Cette réunion se tient donc mercredi et jeudi à Paris, à la veille de la conférence des ministres des Affaires étrangères des pays du G8 auxquels seront présentées les conclusions obtenues. Tous les pays d’Asie centrale, des Balkans, du Caucase, d’Europe, qui ont été conviés ont répondu présents à l’exception du Turkménistan qui refuse «toute coopération internationale» sur cette question. Les ministres doivent dresser un état des lieux et envisager les moyens à mettre en œuvre pour obtenir une meilleure coordination en matière de lutte contre les trafics qui empruntent deux principaux itinéraires à partir de l’Afghanistan. Le premier passe par l’Iran, la Turquie et les Balkans et le deuxième par l’Asie centrale, la Russie et les pays Baltes.
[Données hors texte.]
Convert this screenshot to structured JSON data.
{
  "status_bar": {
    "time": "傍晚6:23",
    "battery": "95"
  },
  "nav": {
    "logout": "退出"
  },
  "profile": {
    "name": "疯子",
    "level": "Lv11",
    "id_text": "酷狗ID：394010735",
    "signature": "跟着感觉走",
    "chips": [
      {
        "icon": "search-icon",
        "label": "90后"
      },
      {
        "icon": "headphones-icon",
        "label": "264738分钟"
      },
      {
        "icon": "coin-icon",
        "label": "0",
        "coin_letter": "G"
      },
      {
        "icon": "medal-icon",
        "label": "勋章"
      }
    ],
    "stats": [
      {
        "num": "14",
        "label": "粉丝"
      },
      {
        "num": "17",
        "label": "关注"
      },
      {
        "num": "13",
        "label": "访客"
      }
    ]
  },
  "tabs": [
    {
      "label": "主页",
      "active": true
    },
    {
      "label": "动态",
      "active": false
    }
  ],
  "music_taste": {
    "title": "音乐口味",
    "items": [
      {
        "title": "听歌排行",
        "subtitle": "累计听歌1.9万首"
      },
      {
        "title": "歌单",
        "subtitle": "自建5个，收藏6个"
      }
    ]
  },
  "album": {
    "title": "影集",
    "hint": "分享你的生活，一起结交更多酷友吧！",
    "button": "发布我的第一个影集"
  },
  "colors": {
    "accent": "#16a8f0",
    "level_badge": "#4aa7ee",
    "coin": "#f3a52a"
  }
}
Pour le moment, 90% des exportations d’opium et d’héroïne traversent les mailles des filets mis en place par les différentes polices. En Iran, par exemple, où transite la plus grande partie de la drogue en provenance d’Afghanistan, les autorités n’ont réussi à saisir en un an que 130 tonnes d’opium et d’héroïne malgré des efforts importants. Ce trafic est extrêmement juteux et la corruption qui lui est lié est donc proportionnelle aux profits potentiels. Elle touche tous les niveaux de la société: des douaniers aux policiers, des porteurs aux hauts fonctionnaires. Les groupes criminels organisés, en Russie, Albanie, Turquie notamment, n’hésitent pas à payer pour obtenir la bienveillance de tous les intermédiaires qui leur sont nécessaires et peuvent ainsi agir dans une quasi-impunité sur des «routes» qu’ils ont acheté. D’autre part, il semble que l’argent généré par la drogue participe à alimenter le financement du terrorisme international.
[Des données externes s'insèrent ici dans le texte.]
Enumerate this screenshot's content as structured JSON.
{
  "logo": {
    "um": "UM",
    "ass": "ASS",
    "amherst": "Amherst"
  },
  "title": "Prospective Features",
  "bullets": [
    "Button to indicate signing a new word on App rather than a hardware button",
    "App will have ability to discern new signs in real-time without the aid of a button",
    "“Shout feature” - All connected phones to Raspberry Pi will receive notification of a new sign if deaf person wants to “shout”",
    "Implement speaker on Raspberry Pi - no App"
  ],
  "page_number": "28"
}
On note aussi aujourd’hui l’apparition de certains effets pervers du développement de ces trafics. Sur les «routes de la drogue», tous les pays deviennent petit à petit consommateurs. Le commerce ne se fait plus simplement en direction des pays riches d’Europe occidentale. Tous les Etats dans lesquels transitent les substances illicites voient se développer une consommation galopante d’autant plus rapide que souvent, les trafiquants paient leurs intermédiaires en les fournissant en doses. Il y aurait ainsi plus d’un million d’usagers en Iran, deux millions en Russie et 300 000 en Asie centrale. Pire, en même temps que le nombre de personnes dépendantes augmentent, la propagation des maladies transmissibles, au premier rang desquelles figure le sida, devient de plus en plus rapide. La drogue est décidément un fléau à plusieurs facettes.